Côté propulsion, le réacteur Snecma Atar 9B est remplacé par un Atar 9C, plus fiable et plus puissant. Le propulseur fusée SEPR 841 est remplacé par le SEPR 844 pour améliorer les performances lors des interceptions à haute altitude. La fusée utilise 160 litres de kérosène et 300 litres d’acide nitrique ; son poids est de 245 kg à vide, 690 kg avec le plein ; l’allumage de ce propulseur d’appoint est rendu possible par l’emploi d’un liquide d’appoint, le TX2 (Triethylamine 60% + Xylidine 40%) ; la poussée obtenue est de 1 300 kg au niveau du sol ; elle augmente avec l’altitude.

Le siège éjectable est un Martin Baker Mk 4 RM4 conçu pour fonctionner à toutes les altitudes et à des vitesses comprises entre 90 et 700 nœuds. L’accélération peut atteindre un maximum de 19 g et la vitesse est de 24 m/sec.

Le Mirage III E dispose d’une capacité de reconnaissance d’opportunité grâce à une caméra Omera 60, de 75 mm de focale et 1/2,8 d’ouverture maximum, installée dans la quille de la soute arrière, côté gauche, calée à 25° sous l’horizon. Le magasin permet de prendre 110 vues au format 57 mm x 57 mm. Dans la cabine le pilote dispose d’un viseur polaroïd et d’un interrupteur permettant de régler la cadence de prises de vues, 3 ou 10 images par seconde.

L’armement interne est composé de deux canons DEFA 552 de calibre 30 mm, installés dans un châssis amovible contenant 125 cartouches par arme. Leur cadence de tir est de 1200 à 1400 coups par minute.

Cependant, tous les équipements ne peuvent pas être montés simultanément. Le tableau ci-dessous résume les combinaisons possibles :

L’appareil dispose en outre d’un point d’accrochage sous le fuselage et de deux points sous chaque voilure, permettant l’emport d’armement ou de réservoirs supplémentaires. L’armement externe pouvant être installé se compose de : deux lance-roquettes JL100 contenant chacun 18 roquettes SNEB de 18 mm ; deux missiles air-air infrarouge Sidewinder 1A ; un missile air-air Matra R530 à autodirecteur électromagnétique ou infrarouge ; un missile air-sol Nord 5401 (AS 30) ; des bombes classiques.

Enfin et surtout, le Mirage III E est doté de la possibilité d’emport de la bombe atomique tactique AN 52 de 25 kilotonnes.  le 28 août 1973, le Mirage III E n°617 de l’Escadron de chasse II/4 La Fayette, piloté par le Lcl Étienne COPEL, commandant de la 4ème Escadre de chasse, en effectue un tir réel, de puissance volontairement limitée à 6 kt.

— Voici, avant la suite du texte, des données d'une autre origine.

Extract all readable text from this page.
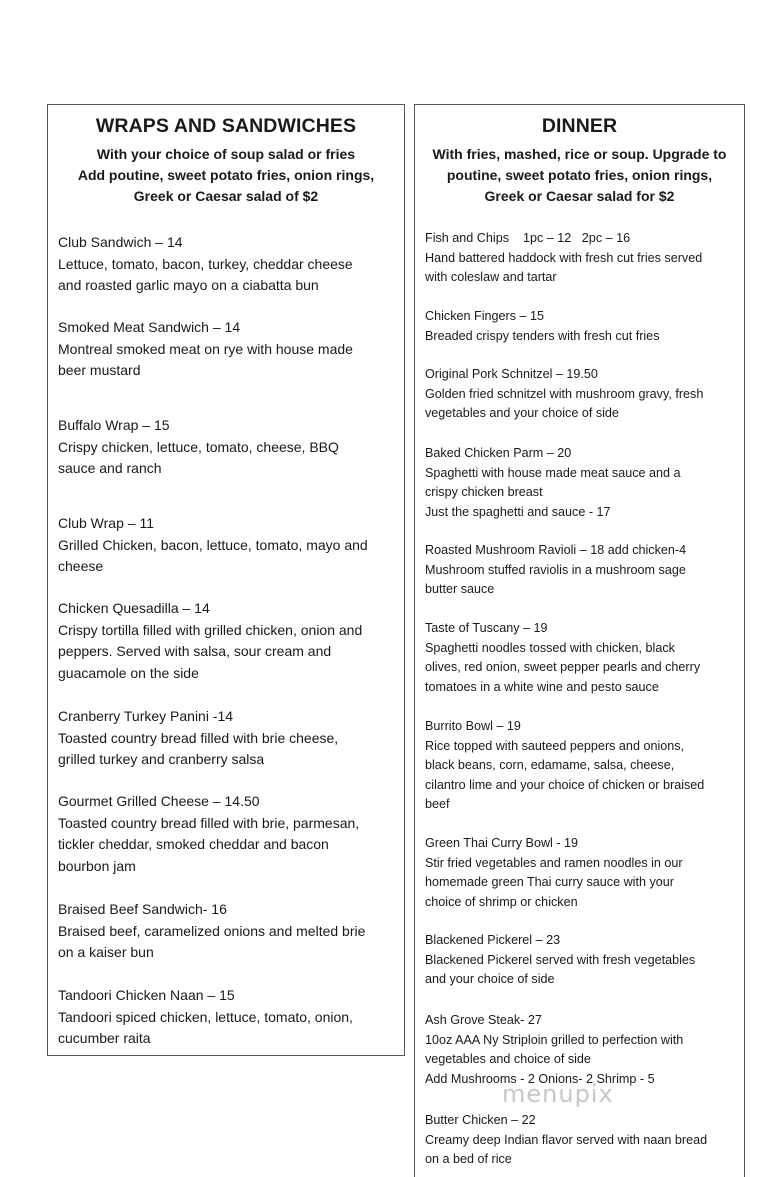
WRAPS AND SANDWICHES
With your choice of soup salad or fries
Add poutine, sweet potato fries, onion rings,
Greek or Caesar salad of $2
Club Sandwich – 14
Lettuce, tomato, bacon, turkey, cheddar cheese
and roasted garlic mayo on a ciabatta bun
Smoked Meat Sandwich – 14
Montreal smoked meat on rye with house made
beer mustard
Buffalo Wrap – 15
Crispy chicken, lettuce, tomato, cheese, BBQ
sauce and ranch
Club Wrap – 11
Grilled Chicken, bacon, lettuce, tomato, mayo and
cheese
Chicken Quesadilla – 14
Crispy tortilla filled with grilled chicken, onion and
peppers. Served with salsa, sour cream and
guacamole on the side
Cranberry Turkey Panini -14
Toasted country bread filled with brie cheese,
grilled turkey and cranberry salsa
Gourmet Grilled Cheese – 14.50
Toasted country bread filled with brie, parmesan,
tickler cheddar, smoked cheddar and bacon
bourbon jam
Braised Beef Sandwich- 16
Braised beef, caramelized onions and melted brie
on a kaiser bun
Tandoori Chicken Naan – 15
Tandoori spiced chicken, lettuce, tomato, onion,
cucumber raita
DINNER
With fries, mashed, rice or soup. Upgrade to
poutine, sweet potato fries, onion rings,
Greek or Caesar salad for $2
Fish and Chips    1pc – 12   2pc – 16
Hand battered haddock with fresh cut fries served
with coleslaw and tartar
Chicken Fingers – 15
Breaded crispy tenders with fresh cut fries
Original Pork Schnitzel – 19.50
Golden fried schnitzel with mushroom gravy, fresh
vegetables and your choice of side
Baked Chicken Parm – 20
Spaghetti with house made meat sauce and a
crispy chicken breast
Just the spaghetti and sauce - 17
Roasted Mushroom Ravioli – 18 add chicken-4
Mushroom stuffed raviolis in a mushroom sage
butter sauce
Taste of Tuscany – 19
Spaghetti noodles tossed with chicken, black
olives, red onion, sweet pepper pearls and cherry
tomatoes in a white wine and pesto sauce
Burrito Bowl – 19
Rice topped with sauteed peppers and onions,
black beans, corn, edamame, salsa, cheese,
cilantro lime and your choice of chicken or braised
beef
Green Thai Curry Bowl - 19
Stir fried vegetables and ramen noodles in our
homemade green Thai curry sauce with your
choice of shrimp or chicken
Blackened Pickerel – 23
Blackened Pickerel served with fresh vegetables
and your choice of side
Ash Grove Steak- 27
10oz AAA Ny Striploin grilled to perfection with
vegetables and choice of side
Add Mushrooms - 2 Onions- 2 Shrimp - 5
Butter Chicken – 22
Creamy deep Indian flavor served with naan bread
on a bed of rice
menupix
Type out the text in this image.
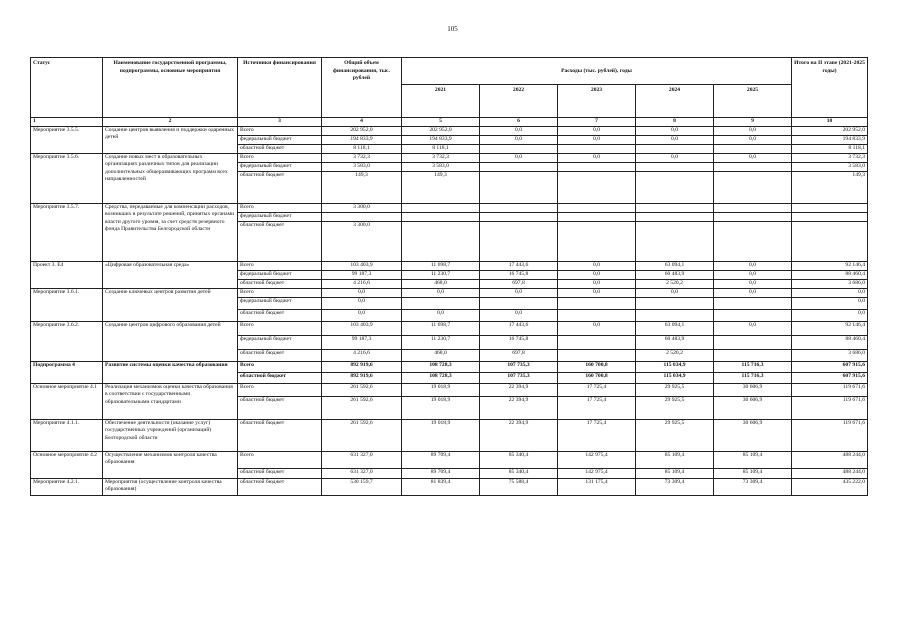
105
Статус	Наименование государственной программы, подпрограммы, основные мероприятия	Источники финансирования	Общий объем финансирования, тыс. рублей	Расходы (тыс. рублей), годы					Итого на II этапе (2021-2025 годы)
				2021	2022	2023	2024	2025	
1	2	3	4	5	6	7	8	9	10
Мероприятие 3.5.5.	Создание центров выявления и поддержки одаренных детей	Всего	202 952,0	202 952,0	0,0	0,0	0,0	0,0	202 952,0
		федеральный бюджет	194 833,9	194 833,9	0,0	0,0	0,0	0,0	194 833,9
		областной бюджет	8 118,1	8 118,1					8 118,1
Мероприятие 3.5.6.	Создание новых мест в образовательных организациях различных типов для реализации дополнительных общеразвивающих программ всех направленностей	Всего	3 732,3	3 732,3	0,0	0,0	0,0	0,0	3 732,3
		федеральный бюджет	3 583,0	3 583,0					3 583,0
		областной бюджет	149,3	149,3					149,3
Мероприятие 3.5.7.	Средства, передаваемые для компенсации расходов, возникших в результате решений, принятых органами власти другого уровня, за счет средств резервного фонда Правительства Белгородской области	Всего	3 300,0						
		федеральный бюджет							
		областной бюджет	3 300,0						
Проект 3. Е4	«Цифровая образовательная среда»	Всего	103 403,9	11 698,7	17 443,6	0,0	63 094,1	0,0	92 146,4
		федеральный бюджет	99 187,3	11 230,7	16 745,8	0,0	60 483,9	0,0	88 460,4
		областной бюджет	4 216,6	468,0	697,8	0,0	2 520,2	0,0	3 686,0
Мероприятие 3.6.1.	Создание ключевых центров развития детей	Всего	0,0	0,0	0,0	0,0	0,0	0,0	0,0
		федеральный бюджет	0,0						0,0
		областной бюджет	0,0	0,0	0,0				0,0
Мероприятие 3.6.2.	Создание центров цифрового образования детей	Всего	103 403,9	11 698,7	17 443,6	0,0	63 094,1	0,0	92 146,4
		федеральный бюджет	99 187,3	11 230,7	16 745,8		60 483,9		88 460,4
		областной бюджет	4 216,6	468,0	697,8		2 520,2		3 686,0
Подпрограмма 4	Развитие системы оценки качества образования	Всего	892 919,6	108 728,3	107 735,3	160 700,8	115 034,9	115 716,3	607 915,6
		областной бюджет	892 919,6	108 728,3	107 735,3	160 700,8	115 034,9	115 716,3	607 915,6
Основное мероприятие 4.1	Реализация механизмов оценки качества образования в соответствии с государственными образовательными стандартами	Всего	261 592,6	19 018,9	22 394,9	17 725,4	29 925,5	30 606,9	119 671,6
		областной бюджет	261 592,6	19 018,9	22 394,9	17 725,4	29 925,5	30 606,9	119 671,6
Мероприятие 4.1.1.	Обеспечение деятельности (оказание услуг) государственных учреждений (организаций) Белгородской области	областной бюджет	261 592,6	19 018,9	22 394,9	17 725,4	29 925,5	30 606,9	119 671,6
Основное мероприятие 4.2	Осуществление механизмов контроля качества образования	Всего	631 327,0	89 709,4	85 340,4	142 975,4	85 109,4	85 109,4	488 244,0
		областной бюджет	631 327,0	89 709,4	85 340,4	142 975,4	85 109,4	85 109,4	488 244,0
Мероприятие 4.2.1.	Мероприятия (осуществление контроля качества образования)	областной бюджет	530 159,7	81 839,4	75 588,4	131 175,4	73 309,4	73 309,4	435 222,0
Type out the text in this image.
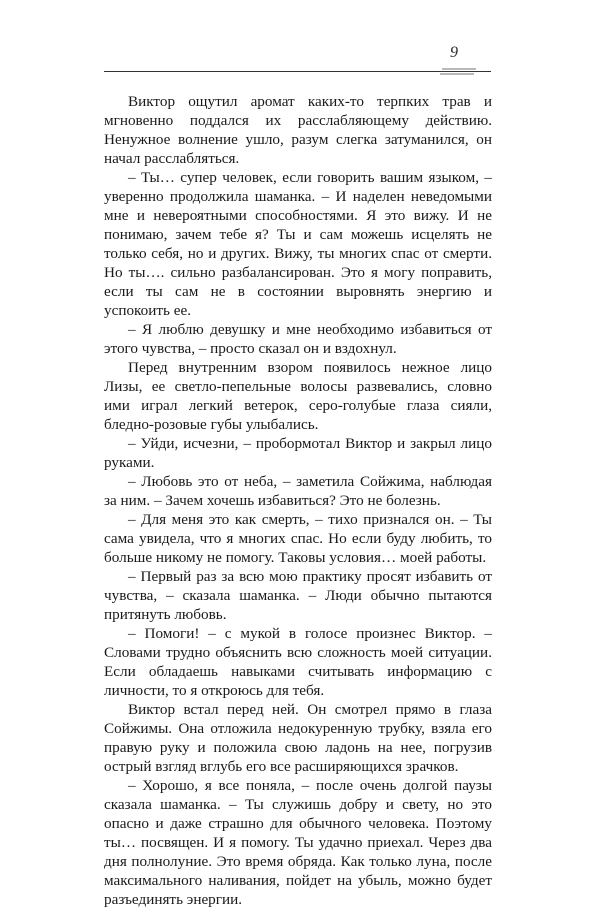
9

Виктор ощутил аромат каких-то терпких трав и мгновенно поддался их расслабляющему действию. Ненужное волнение ушло, разум слегка затуманился, он начал расслабляться.

– Ты… супер человек, если говорить вашим языком, – уверенно продолжила шаманка. – И наделен неведомыми мне и невероятными способностями. Я это вижу. И не понимаю, зачем тебе я? Ты и сам можешь исцелять не только себя, но и других. Вижу, ты многих спас от смерти. Но ты…. сильно разбалансирован. Это я могу поправить, если ты сам не в состоянии выровнять энергию и успокоить ее.

– Я люблю девушку и мне необходимо избавиться от этого чувства, – просто сказал он и вздохнул.

Перед внутренним взором появилось нежное лицо Лизы, ее светло-пепельные волосы развевались, словно ими играл легкий ветерок, серо-голубые глаза сияли, бледно-розовые губы улыбались.

– Уйди, исчезни, – пробормотал Виктор и закрыл лицо руками.

– Любовь это от неба, – заметила Сойжима, наблюдая за ним. – Зачем хочешь избавиться? Это не болезнь.

– Для меня это как смерть, – тихо признался он. – Ты сама увидела, что я многих спас. Но если буду любить, то больше никому не помогу. Таковы условия… моей работы.

– Первый раз за всю мою практику просят избавить от чувства, – сказала шаманка. – Люди обычно пытаются притянуть любовь.

– Помоги! – с мукой в голосе произнес Виктор. – Словами трудно объяснить всю сложность моей ситуации. Если обладаешь навыками считывать информацию с личности, то я откроюсь для тебя.

Виктор встал перед ней. Он смотрел прямо в глаза Сойжимы. Она отложила недокуренную трубку, взяла его правую руку и положила свою ладонь на нее, погрузив острый взгляд вглубь его все расширяющихся зрачков.

– Хорошо, я все поняла, – после очень долгой паузы сказала шаманка. – Ты служишь добру и свету, но это опасно и даже страшно для обычного человека. Поэтому ты… посвящен. И я помогу. Ты удачно приехал. Через два дня полнолуние. Это время обряда. Как только луна, после максимального наливания, пойдет на убыль, можно будет разъединять энергии.
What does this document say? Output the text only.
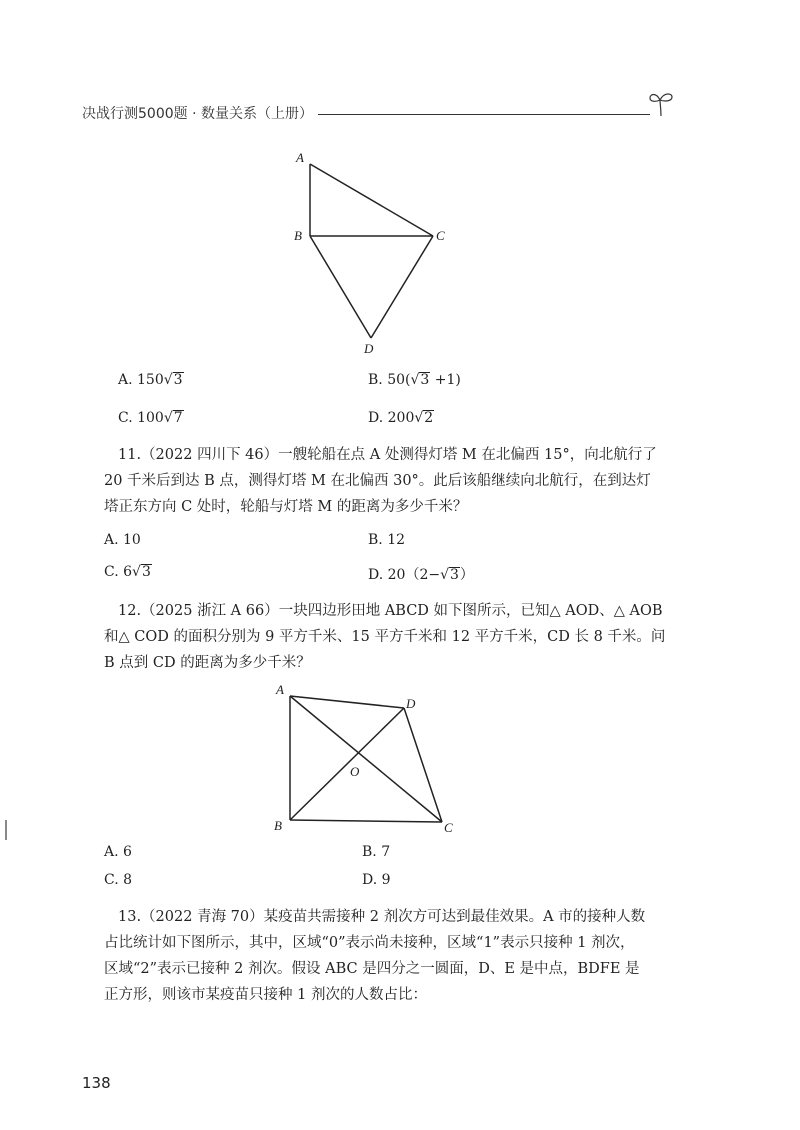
决战行测5000题 · 数量关系（上册）
A
B	C
D
A. 150√3	B. 50(√3 +1)
C. 100√7	D. 200√2

11.（2022 四川下 46）一艘轮船在点 A 处测得灯塔 M 在北偏西 15°，向北航行了

20 千米后到达 B 点，测得灯塔 M 在北偏西 30°。此后该船继续向北航行，在到达灯

塔正东方向 C 处时，轮船与灯塔 M 的距离为多少千米？

A. 10	B. 12
C. 6√3	D. 20（2−√3）

12.（2025 浙江 A 66）一块四边形田地 ABCD 如下图所示，已知△ AOD、△ AOB

和△ COD 的面积分别为 9 平方千米、15 平方千米和 12 平方千米，CD 长 8 千米。问

B 点到 CD 的距离为多少千米？

A
B	C
D
O
A. 6	B. 7
C. 8	D. 9

13.（2022 青海 70）某疫苗共需接种 2 剂次方可达到最佳效果。A 市的接种人数

占比统计如下图所示，其中，区域“0”表示尚未接种，区域“1”表示只接种 1 剂次，

区域“2”表示已接种 2 剂次。假设 ABC 是四分之一圆面，D、E 是中点，BDFE 是

正方形，则该市某疫苗只接种 1 剂次的人数占比：

138
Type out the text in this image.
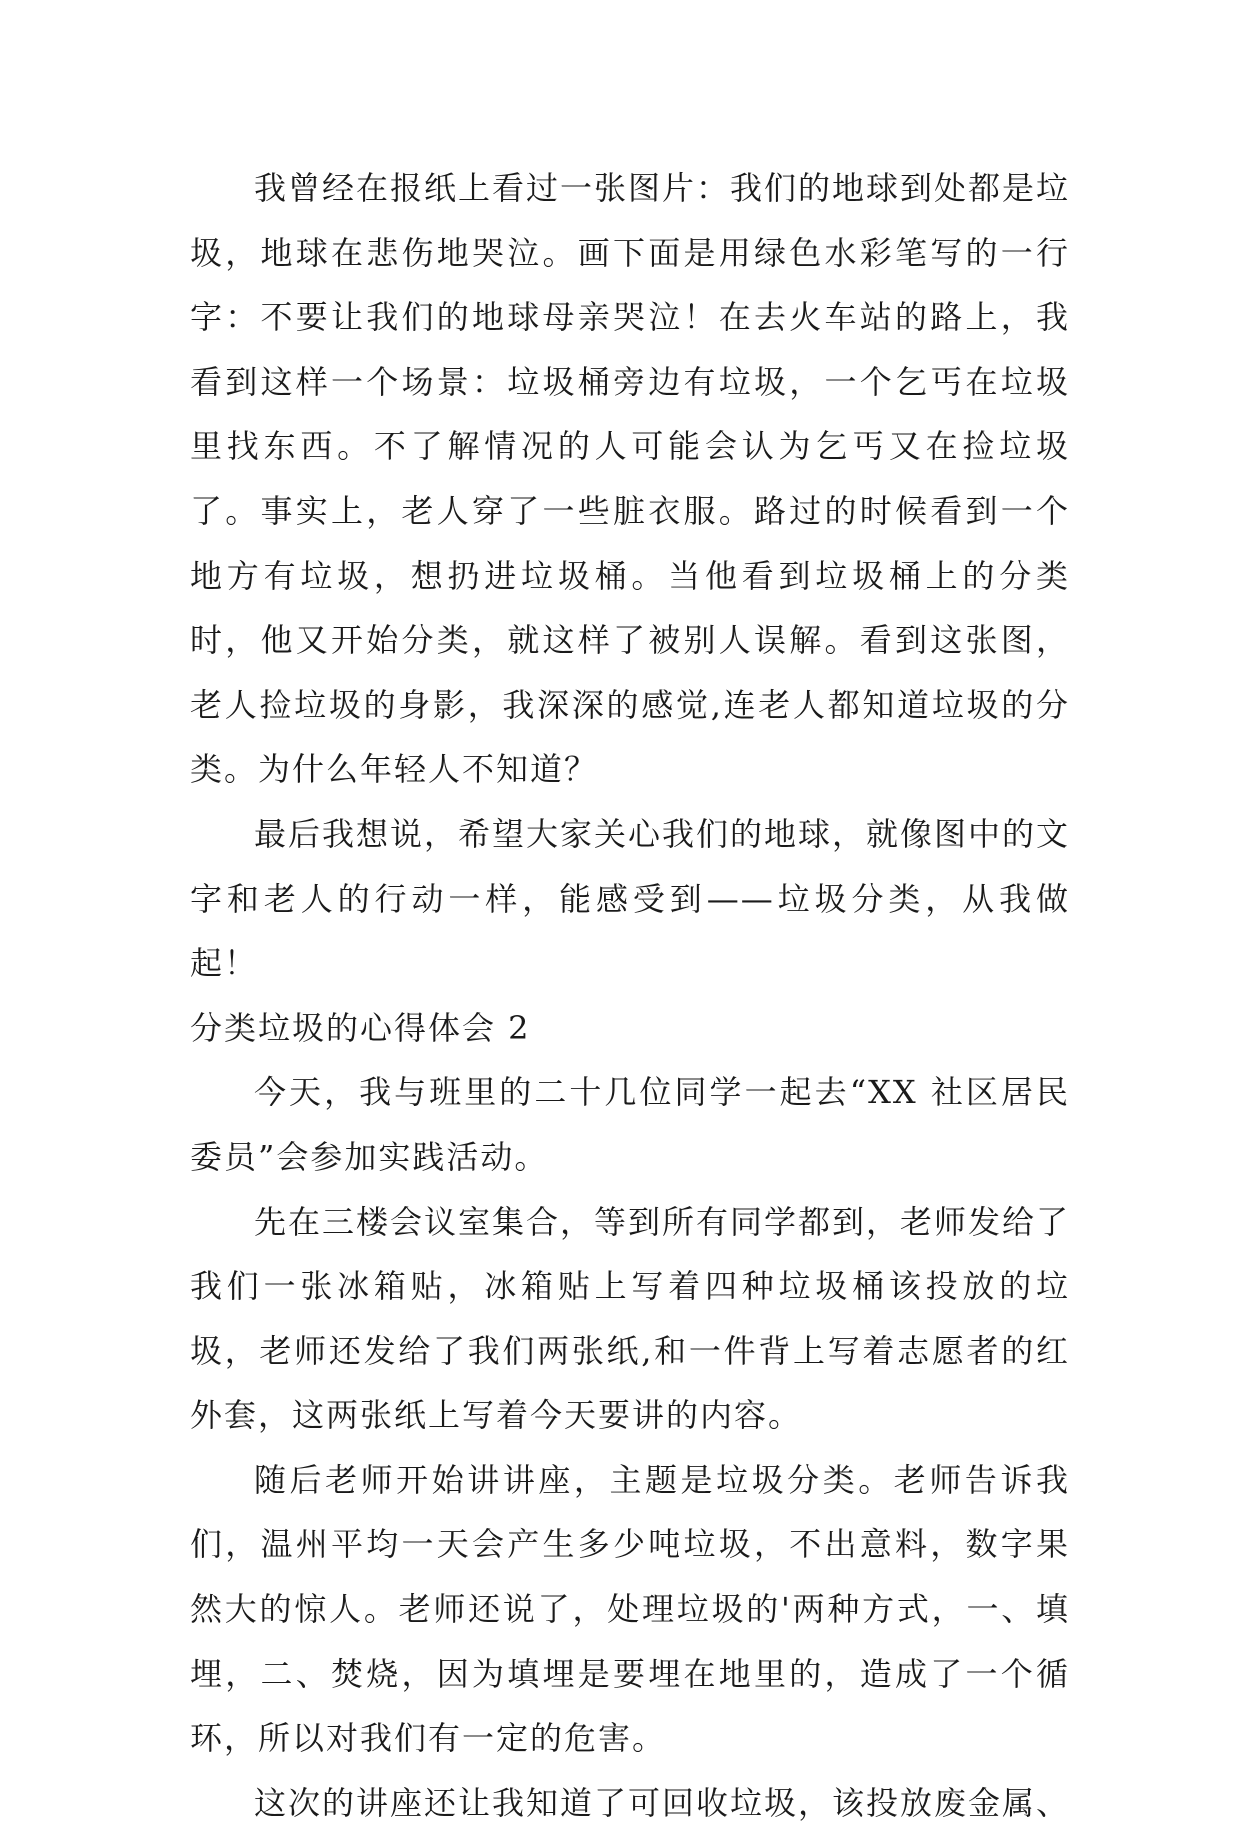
我曾经在报纸上看过一张图片：我们的地球到处都是垃圾，地球在悲伤地哭泣。画下面是用绿色水彩笔写的一行字：不要让我们的地球母亲哭泣！在去火车站的路上，我看到这样一个场景：垃圾桶旁边有垃圾，一个乞丐在垃圾里找东西。不了解情况的人可能会认为乞丐又在捡垃圾了。事实上，老人穿了一些脏衣服。路过的时候看到一个地方有垃圾，想扔进垃圾桶。当他看到垃圾桶上的分类时，他又开始分类，就这样了被别人误解。看到这张图，老人捡垃圾的身影，我深深的感觉,连老人都知道垃圾的分类。为什么年轻人不知道？

最后我想说，希望大家关心我们的地球，就像图中的文字和老人的行动一样，能感受到——垃圾分类，从我做起！

分类垃圾的心得体会 2

今天，我与班里的二十几位同学一起去“XX 社区居民委员”会参加实践活动。

先在三楼会议室集合，等到所有同学都到，老师发给了我们一张冰箱贴，冰箱贴上写着四种垃圾桶该投放的垃圾，老师还发给了我们两张纸,和一件背上写着志愿者的红外套，这两张纸上写着今天要讲的内容。

随后老师开始讲讲座，主题是垃圾分类。老师告诉我们，温州平均一天会产生多少吨垃圾，不出意料，数字果然大的惊人。老师还说了，处理垃圾的'两种方式，一、填埋，二、焚烧，因为填埋是要埋在地里的，造成了一个循环，所以对我们有一定的危害。

这次的讲座还让我知道了可回收垃圾，该投放废金属、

Au cours de sa carrière il est progressivement doté de capacités supplémentaires : missile air-air Matra R550 Magic, missile air-sol AS.37 Martel, lance-roquettes Matra LAU32 et F2. Il peut également remorquer divers types de cibles. Selon l’emplacement, les réservoirs supplémentaires peuvent contenir de 500 à 1700 litres.

Le prototype Mirage III E 01 effectue son premier vol le 5 avril 1961 à Istres aux mains de Jean COUREAU.

Production

Le premier exemplaire de série sort des chaînes en janvier 1964. Le fuselage est fabriqué à Argenteuil, la voilure par Nord-Aviation à Méaulte, la dérive à Biarritz, et l’assemblage final est réalisé à Mérignac.

Carrière en France

182 exemplaires du Mirage III E sont commandés par l’armée de l’Air. En pratique, un exemplaire supplémentaire est livré en remplacement d’un avion perdu alors qu’il était en révision.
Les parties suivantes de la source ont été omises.